Occupational therapy for children

Children with additional needs often benefit from OT to support many areas of their development. OTs working with children typically use techniques and routines that seem like play, and which are they are designed to support areas of delay and difficulty. Their work might include:

Developing fine motor skills to grasp toys

Supporting life skills like bathing, getting dressed & eating

Learning positive social behaviours

Finding special equipment to support independence, like wheelchairs or bath equipment



OT can help a broad range of children, particularly those with developmental conditions. OTs can work with you and your child to better understand how and why your child may be behave how they are (for example, to communicate), and develop solutions to make day to day life easier. They may help you plan an implement a routine, strategies to make transitions easier and support your child’s independence and participation in everyday activities.

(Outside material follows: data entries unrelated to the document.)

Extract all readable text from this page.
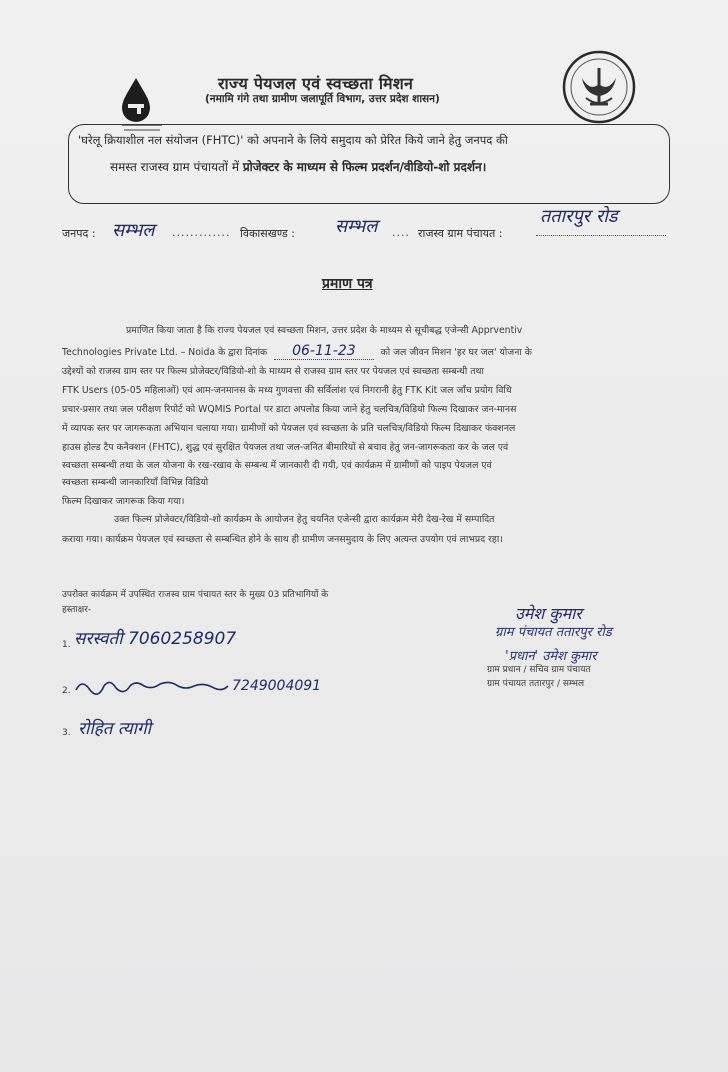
राज्य पेयजल एवं स्वच्छता मिशन
(नमामि गंगे तथा ग्रामीण जलापूर्ति विभाग, उत्तर प्रदेश शासन)
'घरेलू क्रियाशील नल संयोजन (FHTC)' को अपनाने के लिये समुदाय को प्रेरित किये जाने हेतु जनपद की
समस्त राजस्व ग्राम पंचायतों में प्रोजेक्टर के माध्यम से फिल्म प्रदर्शन/वीडियो-शो प्रदर्शन।
जनपद : सम्भल ............. विकासखण्ड : सम्भल .... राजस्व ग्राम पंचायत :
ततारपुर रोड
प्रमाण पत्र
प्रमाणित किया जाता है कि राज्य पेयजल एवं स्वच्छता मिशन, उत्तर प्रदेश के माध्यम से सूचीबद्ध एजेन्सी Apprventiv
Technologies Private Ltd. – Noida के द्वारा दिनांक 06-11-23	को जल जीवन मिशन 'हर घर जल' योजना के
उद्देश्यों को राजस्व ग्राम स्तर पर फिल्म प्रोजेक्टर/विडियो-शो के माध्यम से राजस्व ग्राम स्तर पर पेयजल एवं स्वच्छता सम्बन्धी तथा
FTK Users (05-05 महिलाओं) एवं आम-जनमानस के मध्य गुणवत्ता की सर्विलांश एवं निगरानी हेतु FTK Kit जल जाँच प्रयोग विधि
प्रचार-प्रसार तथा जल परीक्षण रिपोर्ट को WQMIS Portal पर डाटा अपलोड किया जाने हेतु चलचित्र/विडियो फिल्म दिखाकर जन-मानस
में व्यापक स्तर पर जागरूकता अभियान चलाया गया। ग्रामीणों को पेयजल एवं स्वच्छता के प्रति चलचित्र/विडियो फिल्म दिखाकर फंक्शनल
हाउस होल्ड टैप कनैक्शन (FHTC), शुद्ध एवं सुरक्षित पेयजल तथा जल-जनित बीमारियों से बचाव हेतु जन-जागरूकता कर के जल एवं
स्वच्छता सम्बन्धी तथा के जल योजना के रख-रखाव के सम्बन्ध में जानकारी दी गयी, एवं कार्यक्रम में ग्रामीणों को पाइप पेयजल एवं
स्वच्छता सम्बन्धी जानकारियाँ विभिन्न विडियो
फिल्म दिखाकर जागरूक किया गया।
उक्त फिल्म प्रोजेक्टर/विडियो-शो कार्यक्रम के आयोजन हेतु चयनित एजेन्सी द्वारा कार्यक्रम मेरी देख-रेख में सम्पादित
कराया गया। कार्यक्रम पेयजल एवं स्वच्छता से सम्बन्धित होने के साथ ही ग्रामीण जनसमुदाय के लिए अत्यन्त उपयोग एवं लाभप्रद रहा।
उपरोक्त कार्यक्रम में उपस्थित राजस्व ग्राम पंचायत स्तर के मुख्य 03 प्रतिभागियों के
हस्ताक्षर-
1. सरस्वती 7060258907
2.	7249004091
3. रोहित त्यागी
उमेश कुमार
ग्राम पंचायत ततारपुर रोड
'प्रधान' उमेश कुमार
ग्राम प्रधान / सचिव ग्राम पंचायत
ग्राम पंचायत ततारपुर / सम्भल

Occupational therapy & neurodiversity

Sometimes children with neurodiverse conditions, like autism or ADHD, may use their body to understand how things feel - to touch, smell and feel things. Neurodiverse children may find these feelings overwhelming, and equally, they may actively seek sensory sensations to calm them down, or for pleasure. Experiencing sensory stimuli differently from the neurotypical population is known as sensory processing differences.

OTs can be key in providing advice and interventions to target each sense, to help reduce anxiety and improve attention. Each child will have a unique set of sensory needs, which change over time, and an OT will work to assess and support these.

They may develop a sensory diet/lifestyle, which is a specifically designed daily activity plan that includes sensory activities to help a child’s attention and feeling. It may include activities like dancing, listening to music or going for a walk.